Страница 51 из 59
— Да ты все тут знаешь?!
— Из разговоров! Запомнить легко: Золотой. Рог, Змеинка — единственные названия! В знаменитых местах живешь, в таком городе, а недоволен! Я так всем завидую, кто хоть в Москве живет, хоть в Африке. Пусть не жить там, но интересно же посмотреть. А то в отпуске с огородами пурхаешься, с домом, глядь — некогда уж и ехать! И опять тебе дом да работа, работа да дом. Все тебя знают, всех ты знаешь — тоска. А в городе!..
— Ну что в городе, что в городе?! — вскинулся Роман. — Один раз никем не узнанный пройдешь, второй, третий, а потом так затоскуешь, хоть криком кричи.
— Так знакомься, дружи налево и направо, елки зеленые, что же ты?!
— Легко сказать! Я вот приду в свой таксопарк, со сменщиком пару слов скажу, кивну кому-то — все, разъехались-разбежались опять на весь день. Казалось бы — общая работа, интересы… Если нет между людьми чего-то основательного, коренного, общего навсегда, то как и дружить?

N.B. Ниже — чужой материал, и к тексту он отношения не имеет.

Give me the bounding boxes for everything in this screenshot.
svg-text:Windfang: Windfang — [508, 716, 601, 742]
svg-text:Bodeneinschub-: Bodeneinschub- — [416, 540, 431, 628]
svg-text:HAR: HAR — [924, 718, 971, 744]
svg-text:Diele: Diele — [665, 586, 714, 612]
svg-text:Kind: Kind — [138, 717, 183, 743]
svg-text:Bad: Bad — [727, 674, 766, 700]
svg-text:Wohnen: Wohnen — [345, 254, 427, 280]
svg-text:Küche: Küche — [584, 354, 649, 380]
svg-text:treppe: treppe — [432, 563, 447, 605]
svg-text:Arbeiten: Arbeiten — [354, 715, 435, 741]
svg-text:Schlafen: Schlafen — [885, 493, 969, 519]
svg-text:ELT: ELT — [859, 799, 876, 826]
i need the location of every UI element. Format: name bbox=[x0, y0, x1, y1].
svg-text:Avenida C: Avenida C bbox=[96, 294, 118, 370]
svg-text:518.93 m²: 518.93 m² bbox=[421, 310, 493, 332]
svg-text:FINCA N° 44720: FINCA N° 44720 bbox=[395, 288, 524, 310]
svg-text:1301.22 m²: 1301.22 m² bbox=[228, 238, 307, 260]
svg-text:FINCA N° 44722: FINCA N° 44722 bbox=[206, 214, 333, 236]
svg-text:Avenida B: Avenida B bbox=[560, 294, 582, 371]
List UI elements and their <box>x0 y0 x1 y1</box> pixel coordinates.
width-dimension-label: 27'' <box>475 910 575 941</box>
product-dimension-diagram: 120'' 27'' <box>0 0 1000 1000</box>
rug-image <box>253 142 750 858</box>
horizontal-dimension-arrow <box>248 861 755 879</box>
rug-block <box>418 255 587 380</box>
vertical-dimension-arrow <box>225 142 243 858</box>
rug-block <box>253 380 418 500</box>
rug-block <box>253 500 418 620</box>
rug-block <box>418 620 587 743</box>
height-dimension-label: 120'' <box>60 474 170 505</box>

— Философия! Я, например, никогда на отсутствие друзей не жаловался — в армии, дома, в теперешнем поселке. Взять хоть сейчас: разве ты мне теперь не друг? А до утра поездим, так и вообще!
— Ну-ну, — снисходительно улыбнулся Роман Ревякин. Валентин нравился все больше — его правда. Завидны в нем и это молодое простодушие в понятии дружбы, непосредственность, умение и желание всему вокруг удивляться, радоваться. Наверное, так и надо жить — просто, открыто, нараспашку, стремительно принимая решения и никогда ни о чем не жалея. Только уже не получится так у Романа: пропал первый восторг перед городом, удивление, прошло ожидание необычного, чудесного, стушевались надежды на интересное будущее. Пришли терпение, понимание каких-то непростых жизненных вопросов, появился расчет времени наперед. Но разве равноценно все это утраченному, тому, что есть вот у Валентина?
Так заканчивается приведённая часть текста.